一度取り決めた面会交流の内容が変更されることはあるのでしょうか?

2018年3月4日 更新 

 協議離婚・調停離婚の際などに,子供の親権のほかに面会交流の取り決めをすることがあろうかと思われます。最近は,比較的取り決めをするケースが以前よりは増えた印象があります。柔軟性を持たせるために,概括的な取り決めを最初にして後は子供の成長状況やそれぞれの都合に合わせて運用していくケースが多いように思われます。ただし,運用の仕方によっては父母双方の側に不満が出てくることがありえます。

 

 その際の対応手段は別のコラムでも触れましたが,父母の間で協議をすることや家庭裁判所における手続き(履行勧告等)を使う方法がありえます。不満の種類には,会わせてくれない・取り決め以上に勝手に会いに来ているといったことが大まかに言って考えられます。今回はこのうち,後者の場合を取り上げたいと思います。

 

 取り決め以上に勝手に会いに来た場合,会いにきた側には当然という思いがあるかもしれませんが,取り決めを守ってくれないと感じる側からは大きな不満が出てくる可能性があります。そのことについて父母間で調整がつかない場合には,一度取り決めた面会交流の制限を求める申立(調停で話がつかない場合に審判に移行するケースが多くなるものと思われます)がなされる可能性があります。

 

 話し合いがつかず調停では決着しない場合(対立が大きい場合には,このようになる可能性も相当程度高く存在します)には裁判官の判断である審判が出されることになります。その際にどのような内容の判断がなされるかはケースごとによります。ただし,一度取り決めた内容を変更するというのであれば(特に面会交流を一時期にしても制限をするのであれば),それなりの事情の変更が必要となります。面会交流を制限するというのであれば,親同士の感情的な対立が激化するというだけでなく,子供にとって精神的な負担をもたらすような事情・子供の成長にとって現在の面会交流を避けるべきと考えるだけの事情が必要となってくるものと思われます。実際のところ問題となる,どこまで行けばそのようになるかは,単にルールを守らないというだけではなく,違反による子供への影響等を含めて考えていくことになるでしょうし,ケースごとの事情によるものと思われます。

 面会交流の制限も一時的な制限等様々考えられるところです。
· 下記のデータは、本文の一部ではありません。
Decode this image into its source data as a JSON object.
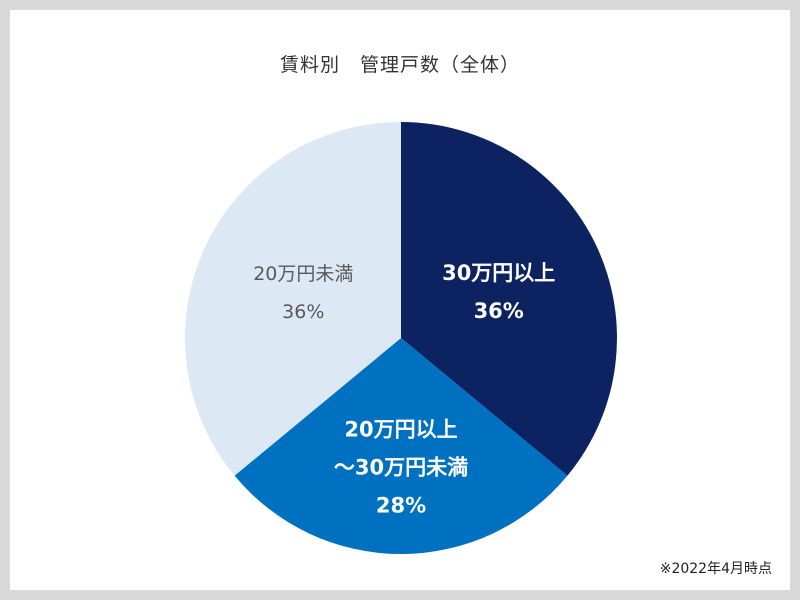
{
  "chart_data": {
    "type": "pie",
    "title": "賃料別　管理戸数（全体）",
    "slices": [
      {
        "label": [
          "30万円以上"
        ],
        "value": 36,
        "value_label": "36%",
        "color": "#0d2260",
        "text_color": "#ffffff",
        "bold": true
      },
      {
        "label": [
          "20万円以上",
          "～30万円未満"
        ],
        "value": 28,
        "value_label": "28%",
        "color": "#0070c0",
        "text_color": "#ffffff",
        "bold": true
      },
      {
        "label": [
          "20万円未満"
        ],
        "value": 36,
        "value_label": "36%",
        "color": "#dce9f5",
        "text_color": "#595959",
        "bold": false
      }
    ],
    "start_angle": "12 o'clock",
    "direction": "clockwise",
    "legend": "none"
  },
  "note": "※2022年4月時点"
}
父母間の感情対立があるものの,父親側に子供の成長への情熱などがある場合からそうした要素のない場合まで様々考えられるところです。父母の感情対立が大きい場合には子供への影響がある場合もありえますし,協議や調停がなかなかうまく進まないことも考えられます。ちなみに,裁判例の中には,認定された事実からは,子供の教育などに熱心な父親が母親側に否定的なようするを見せる・取り決めた条件以外に待ち伏せをするなどしたケースについて,一時期の面会交流の制限を命じたものがあります。

 単なるルール違反や感情面の対立では片づけられず,様々な事情を考えていく難しい話になろうかと思われます。